14 Bundesländer in den Sommerferien

 

Anders als in den vergangenen Jahren rechnet der ADAC an diesem Wochenende mit einer Zunahme von Staus vor allem auf dem untergeordneten Straßennetz sowie auf den Zufahrten der Erholungsgebiete. Denn vor dem Hintergrund der Corona-Pandemie entscheiden sich viele Menschen für einen Heimaturlaub. Gleichwohl wird an diesem Wochenende auch der Ferienreiseverkehr wachsen.

 

Nur noch Bayern und Baden-Württemberg fehlen
 

 

In Bremen, Niedersachsen, Sachsen, Sachsen-Anhalt und Thüringen sowie im Süden der Niederlande beginnen die Sommerferien. Nur in Baden-Württemberg und Bayern steht der Ferienbeginn noch aus.

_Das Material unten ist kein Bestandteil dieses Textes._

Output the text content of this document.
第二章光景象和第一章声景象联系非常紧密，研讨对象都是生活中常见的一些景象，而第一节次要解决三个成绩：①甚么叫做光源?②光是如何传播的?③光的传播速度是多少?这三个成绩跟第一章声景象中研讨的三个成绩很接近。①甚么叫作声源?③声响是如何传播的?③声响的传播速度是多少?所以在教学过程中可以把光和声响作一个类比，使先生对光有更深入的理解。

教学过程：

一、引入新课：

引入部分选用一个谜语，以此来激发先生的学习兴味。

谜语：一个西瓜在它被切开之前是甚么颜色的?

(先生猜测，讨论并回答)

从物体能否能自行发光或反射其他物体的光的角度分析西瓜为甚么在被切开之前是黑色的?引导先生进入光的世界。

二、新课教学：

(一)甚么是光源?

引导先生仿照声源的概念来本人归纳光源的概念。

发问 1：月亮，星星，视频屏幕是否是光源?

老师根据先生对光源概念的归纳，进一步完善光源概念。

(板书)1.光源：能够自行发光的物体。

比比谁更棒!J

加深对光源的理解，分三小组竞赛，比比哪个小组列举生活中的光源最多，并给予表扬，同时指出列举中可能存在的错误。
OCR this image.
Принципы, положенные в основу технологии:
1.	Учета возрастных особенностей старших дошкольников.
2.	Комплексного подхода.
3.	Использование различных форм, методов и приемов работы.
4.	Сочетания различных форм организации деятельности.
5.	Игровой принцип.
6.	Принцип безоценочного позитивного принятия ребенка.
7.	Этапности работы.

So manche Urlaubsfahrt auf dem Weg ans Meer oder in die Berge kann deshalb im Stau enden. Auch auf den Heimreisespuren der Autobahnen aus den Urlaubsregionen werden Stop-and-Go und Verzögerungen nicht immer ausbleiben. In einigen Bundesländern und im Norden Europas neigt sich die Ferienzeit langsam dem Ende entgegen.

 

Staugefahr kleiner als in den Vorjahren

 

Insgesamt betrachtet ist die Staugefahr angesichts der Unsicherheiten wegen der Corona-Pandemie deutlich kleiner als in den Vorjahren.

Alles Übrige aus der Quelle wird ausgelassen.